Q11: What is the significance of the Civil Court Case OC 30-2021-01233224?
A: This case, filed in Orange County, is significant because it lays out the detailed evidence of Deepak and Gurpreet Lakhiani’s fraudulent activities. The case has become a pivotal example of financial crimes involving large-scale embezzlement and luxury lifestyle fraud in California.
Q12: How did the BroadSpring Inc. theft affect the local community?
A: The BroadSpring Inc. theft devastated the local community, particularly the nearly 50 hard-working residents who lost their jobs. The company’s inability to continue operations due to the stolen retirement money and other financial losses had far-reaching effects on families and the local economy.
Q13: Why is this case considered a high-profile fraud case?
A: The case has garnered significant attention due to the sheer scale of the theft, the luxurious lifestyle maintained by the perpetrators, and the dramatic impact on a well-established business and its employees. The details of their greed and theft and the ongoing civil court proceedings have kept it in the spotlight.
Q14: What makes the Lakhiani fraud case unique compared to other white-collar crimes?
A: The Lakhiani fraud case is unique because of the prolonged duration over which the theft occurred, the magnitude of the stolen amount, and the fact that the couple managed to maintain a facade of respectability while committing the fraud.
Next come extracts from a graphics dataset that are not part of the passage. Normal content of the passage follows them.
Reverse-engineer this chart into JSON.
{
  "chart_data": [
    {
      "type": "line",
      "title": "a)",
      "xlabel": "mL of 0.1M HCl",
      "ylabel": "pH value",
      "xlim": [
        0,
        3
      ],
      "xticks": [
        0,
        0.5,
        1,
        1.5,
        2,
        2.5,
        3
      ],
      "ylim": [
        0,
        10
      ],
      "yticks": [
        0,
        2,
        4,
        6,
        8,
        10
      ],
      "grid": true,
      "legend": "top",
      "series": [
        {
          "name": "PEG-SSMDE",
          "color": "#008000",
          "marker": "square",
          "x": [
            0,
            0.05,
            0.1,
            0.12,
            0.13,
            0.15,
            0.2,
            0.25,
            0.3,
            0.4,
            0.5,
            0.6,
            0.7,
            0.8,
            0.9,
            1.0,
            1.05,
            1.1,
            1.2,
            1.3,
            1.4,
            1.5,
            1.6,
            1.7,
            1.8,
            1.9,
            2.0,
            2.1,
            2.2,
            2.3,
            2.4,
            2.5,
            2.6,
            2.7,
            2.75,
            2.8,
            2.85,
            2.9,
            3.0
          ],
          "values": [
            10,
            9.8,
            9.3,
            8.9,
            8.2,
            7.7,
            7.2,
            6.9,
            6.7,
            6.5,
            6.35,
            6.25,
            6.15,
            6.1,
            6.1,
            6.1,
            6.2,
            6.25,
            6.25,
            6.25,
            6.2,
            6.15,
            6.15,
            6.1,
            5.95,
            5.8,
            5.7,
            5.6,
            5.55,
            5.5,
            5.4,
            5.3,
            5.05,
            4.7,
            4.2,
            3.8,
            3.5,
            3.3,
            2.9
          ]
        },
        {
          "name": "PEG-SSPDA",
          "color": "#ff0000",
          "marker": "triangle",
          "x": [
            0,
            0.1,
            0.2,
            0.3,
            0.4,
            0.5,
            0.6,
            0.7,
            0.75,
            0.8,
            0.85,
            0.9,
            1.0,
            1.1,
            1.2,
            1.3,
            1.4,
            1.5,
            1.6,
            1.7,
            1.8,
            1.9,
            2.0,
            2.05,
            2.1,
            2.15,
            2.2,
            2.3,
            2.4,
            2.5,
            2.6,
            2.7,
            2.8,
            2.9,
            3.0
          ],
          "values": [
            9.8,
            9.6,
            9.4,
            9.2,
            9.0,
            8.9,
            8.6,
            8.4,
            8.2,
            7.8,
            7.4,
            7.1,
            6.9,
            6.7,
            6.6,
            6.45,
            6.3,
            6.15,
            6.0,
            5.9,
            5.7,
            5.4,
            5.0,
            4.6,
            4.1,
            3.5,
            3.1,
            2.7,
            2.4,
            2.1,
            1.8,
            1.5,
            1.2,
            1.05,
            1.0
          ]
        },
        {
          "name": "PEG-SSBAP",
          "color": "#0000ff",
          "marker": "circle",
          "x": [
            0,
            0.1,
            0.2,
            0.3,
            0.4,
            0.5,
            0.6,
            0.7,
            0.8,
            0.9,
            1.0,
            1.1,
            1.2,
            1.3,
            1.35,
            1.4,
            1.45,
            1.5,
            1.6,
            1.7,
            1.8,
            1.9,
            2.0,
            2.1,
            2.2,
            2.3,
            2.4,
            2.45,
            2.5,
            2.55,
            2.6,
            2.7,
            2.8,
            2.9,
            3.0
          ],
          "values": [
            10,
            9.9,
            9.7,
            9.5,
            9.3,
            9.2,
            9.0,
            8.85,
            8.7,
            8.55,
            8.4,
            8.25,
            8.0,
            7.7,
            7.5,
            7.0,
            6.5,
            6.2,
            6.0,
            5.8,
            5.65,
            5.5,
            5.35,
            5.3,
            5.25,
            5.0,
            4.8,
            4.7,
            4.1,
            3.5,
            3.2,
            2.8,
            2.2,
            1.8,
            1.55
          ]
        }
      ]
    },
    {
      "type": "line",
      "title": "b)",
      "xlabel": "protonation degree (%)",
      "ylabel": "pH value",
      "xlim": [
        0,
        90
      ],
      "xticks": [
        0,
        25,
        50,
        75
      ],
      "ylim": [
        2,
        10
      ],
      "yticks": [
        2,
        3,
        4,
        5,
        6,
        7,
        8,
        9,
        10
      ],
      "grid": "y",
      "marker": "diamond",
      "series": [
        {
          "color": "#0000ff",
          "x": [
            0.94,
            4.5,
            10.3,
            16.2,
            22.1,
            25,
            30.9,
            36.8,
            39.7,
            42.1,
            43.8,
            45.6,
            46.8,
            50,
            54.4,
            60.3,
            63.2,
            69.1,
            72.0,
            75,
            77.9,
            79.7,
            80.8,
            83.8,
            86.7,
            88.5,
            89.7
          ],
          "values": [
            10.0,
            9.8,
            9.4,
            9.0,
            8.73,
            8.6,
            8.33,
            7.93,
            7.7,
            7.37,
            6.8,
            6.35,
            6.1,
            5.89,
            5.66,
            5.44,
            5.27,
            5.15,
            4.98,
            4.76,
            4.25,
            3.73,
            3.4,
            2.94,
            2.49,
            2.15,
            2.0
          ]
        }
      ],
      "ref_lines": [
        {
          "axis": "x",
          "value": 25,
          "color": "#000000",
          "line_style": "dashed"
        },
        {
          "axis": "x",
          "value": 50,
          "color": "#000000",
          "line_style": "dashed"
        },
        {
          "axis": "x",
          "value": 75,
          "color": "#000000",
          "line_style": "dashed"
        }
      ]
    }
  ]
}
Their actions resulted in significant corporate and personal losses yet they continue to live freely, which is uncommon in such financial scandal cases.
Q15: Can companies prevent such fraud in the future?
A: While it is challenging to completely eliminate the risk of fraud, companies can take several steps to prevent similar occurrences. Implementing stringent financial controls, conducting regular audits, fostering an ethical workplace culture, and employing fraud detection technologies can help mitigate the risk. Educating employees about recognizing and reporting suspicious activities is also crucial.
Q16: What should employees do if they suspect fraud in their company?
A: Employees should report their suspicions to a trusted manager or through their company’s established whistleblower hotline or procedure. They should document any suspicious activity and avoid confronting the suspected individuals directly to prevent potential retaliation or interference with an investigation.